Informatik, TU Wien

Reliability Engineering

Google TechTalk @ TU Wien, Kooperationsveranstaltung der Fakultät für Informatik mit Google

Abstract

If by accident "google.com" would not send users to Google servers but to your personal webserver, it would break down under traffic after a few seconds. A minute later, your internet service provider would go offline. If they are unlucky, even their upstream network provider would fold under the load.

10⁹ users impose a daily traffic load on popular Google services that can be best described as distributed denial of service attack. Coping with that torrent of user requests is where the story of Reliability Engineering begins. It is a story of keeping the site up under all peek traffic, while upgrading the software stack, while upgrading the network fabric, and replacing broken hardware without a user noticing, 24/7.

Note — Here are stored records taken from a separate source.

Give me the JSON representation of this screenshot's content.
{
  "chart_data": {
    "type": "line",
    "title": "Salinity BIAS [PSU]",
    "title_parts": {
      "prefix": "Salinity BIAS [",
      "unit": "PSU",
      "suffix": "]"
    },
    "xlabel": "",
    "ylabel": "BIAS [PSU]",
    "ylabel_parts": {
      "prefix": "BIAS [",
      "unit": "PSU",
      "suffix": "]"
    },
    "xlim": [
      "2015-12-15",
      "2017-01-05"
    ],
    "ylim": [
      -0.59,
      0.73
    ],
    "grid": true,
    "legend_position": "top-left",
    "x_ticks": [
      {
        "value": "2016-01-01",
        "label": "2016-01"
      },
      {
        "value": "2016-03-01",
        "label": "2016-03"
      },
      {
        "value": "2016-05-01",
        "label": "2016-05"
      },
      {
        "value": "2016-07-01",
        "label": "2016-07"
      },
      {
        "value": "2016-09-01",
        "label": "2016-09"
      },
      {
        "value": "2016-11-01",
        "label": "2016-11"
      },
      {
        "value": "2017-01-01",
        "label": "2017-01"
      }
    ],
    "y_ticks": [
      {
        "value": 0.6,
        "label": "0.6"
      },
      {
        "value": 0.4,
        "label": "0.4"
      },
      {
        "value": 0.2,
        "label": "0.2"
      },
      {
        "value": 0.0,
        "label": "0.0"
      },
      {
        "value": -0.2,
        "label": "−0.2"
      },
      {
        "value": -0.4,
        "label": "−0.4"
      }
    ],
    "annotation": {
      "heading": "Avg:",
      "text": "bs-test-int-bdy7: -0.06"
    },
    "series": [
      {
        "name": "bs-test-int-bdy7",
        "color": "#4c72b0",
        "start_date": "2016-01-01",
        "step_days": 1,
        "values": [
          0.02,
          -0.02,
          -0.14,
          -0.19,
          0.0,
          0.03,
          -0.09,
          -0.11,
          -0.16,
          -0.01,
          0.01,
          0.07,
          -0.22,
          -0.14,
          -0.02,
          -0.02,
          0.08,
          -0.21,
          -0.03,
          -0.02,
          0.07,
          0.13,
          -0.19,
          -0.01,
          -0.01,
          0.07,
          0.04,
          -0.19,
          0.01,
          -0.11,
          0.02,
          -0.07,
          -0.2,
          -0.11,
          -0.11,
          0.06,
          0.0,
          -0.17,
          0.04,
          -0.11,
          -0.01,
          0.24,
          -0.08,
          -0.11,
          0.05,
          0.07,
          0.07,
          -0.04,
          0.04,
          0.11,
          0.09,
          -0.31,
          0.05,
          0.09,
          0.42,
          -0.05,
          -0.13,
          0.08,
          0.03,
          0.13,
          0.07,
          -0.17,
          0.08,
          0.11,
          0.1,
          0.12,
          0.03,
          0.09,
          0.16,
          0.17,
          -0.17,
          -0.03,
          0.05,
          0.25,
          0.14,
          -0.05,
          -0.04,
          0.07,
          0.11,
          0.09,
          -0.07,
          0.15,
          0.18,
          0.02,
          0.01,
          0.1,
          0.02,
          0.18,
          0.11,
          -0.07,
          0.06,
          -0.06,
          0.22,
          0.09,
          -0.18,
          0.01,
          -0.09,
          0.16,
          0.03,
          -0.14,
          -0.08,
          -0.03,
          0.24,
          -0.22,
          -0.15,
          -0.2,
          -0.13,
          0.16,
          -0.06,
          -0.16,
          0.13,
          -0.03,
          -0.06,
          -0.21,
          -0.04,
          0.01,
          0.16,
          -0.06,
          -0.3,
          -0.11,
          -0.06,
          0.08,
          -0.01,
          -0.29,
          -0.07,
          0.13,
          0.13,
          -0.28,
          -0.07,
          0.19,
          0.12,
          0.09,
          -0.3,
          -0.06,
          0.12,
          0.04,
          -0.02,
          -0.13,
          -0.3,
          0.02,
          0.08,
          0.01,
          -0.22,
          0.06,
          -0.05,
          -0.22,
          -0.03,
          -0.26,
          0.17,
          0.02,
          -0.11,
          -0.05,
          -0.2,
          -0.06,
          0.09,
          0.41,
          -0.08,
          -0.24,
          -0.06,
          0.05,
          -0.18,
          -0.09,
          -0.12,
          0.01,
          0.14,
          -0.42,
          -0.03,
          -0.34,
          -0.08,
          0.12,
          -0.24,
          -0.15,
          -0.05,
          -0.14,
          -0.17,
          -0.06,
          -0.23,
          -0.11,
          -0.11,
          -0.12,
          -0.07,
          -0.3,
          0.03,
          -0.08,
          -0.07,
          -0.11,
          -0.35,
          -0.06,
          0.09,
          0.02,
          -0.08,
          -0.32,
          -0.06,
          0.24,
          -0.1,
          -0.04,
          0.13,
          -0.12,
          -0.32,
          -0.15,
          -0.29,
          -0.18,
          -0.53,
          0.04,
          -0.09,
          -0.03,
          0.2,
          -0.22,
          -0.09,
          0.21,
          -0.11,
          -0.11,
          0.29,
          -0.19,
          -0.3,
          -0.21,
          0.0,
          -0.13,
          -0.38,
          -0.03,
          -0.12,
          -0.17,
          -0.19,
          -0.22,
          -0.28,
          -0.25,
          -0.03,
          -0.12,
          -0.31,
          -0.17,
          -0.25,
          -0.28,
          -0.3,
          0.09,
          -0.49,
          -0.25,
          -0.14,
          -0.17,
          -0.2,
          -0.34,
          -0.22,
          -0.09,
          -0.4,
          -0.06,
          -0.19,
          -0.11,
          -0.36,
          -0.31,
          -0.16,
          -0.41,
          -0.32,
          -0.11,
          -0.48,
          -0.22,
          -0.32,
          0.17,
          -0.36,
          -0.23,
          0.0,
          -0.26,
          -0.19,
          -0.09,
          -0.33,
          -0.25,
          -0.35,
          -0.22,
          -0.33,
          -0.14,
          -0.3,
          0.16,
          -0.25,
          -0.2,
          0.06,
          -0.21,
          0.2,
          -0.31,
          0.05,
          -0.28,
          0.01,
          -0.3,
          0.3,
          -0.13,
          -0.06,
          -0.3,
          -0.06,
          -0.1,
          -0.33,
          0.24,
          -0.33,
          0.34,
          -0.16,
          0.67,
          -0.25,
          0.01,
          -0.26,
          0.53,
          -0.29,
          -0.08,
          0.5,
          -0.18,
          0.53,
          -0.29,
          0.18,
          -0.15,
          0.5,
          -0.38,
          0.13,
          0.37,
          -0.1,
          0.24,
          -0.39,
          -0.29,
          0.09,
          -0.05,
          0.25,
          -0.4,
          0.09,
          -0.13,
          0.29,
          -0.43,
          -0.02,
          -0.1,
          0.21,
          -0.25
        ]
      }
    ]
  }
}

This talk is about distributed software architectures, their failure modes, and why load balancers need load balancers themselves. The talk concludes with a brief discussion on how to scale not software-wise but organization-wise, namely Google's hiring practices for engineers and interns.

Biography


Clemens Fruhwirth is a senior site reliability engineer at Google Zürich, a TU Wien master graduate, and a free software contributor. He is the inventor of LUKS, the most popular harddisk encryption standard with GNU/Linux. At Google, he and his colleagues run systems that invoice 10⁵$ per minute. He likes sub-millisecond latency and his favorite storage unit is a petabyte.

Note  

Following the talk, your hot questions can find their answers over a cold buffet.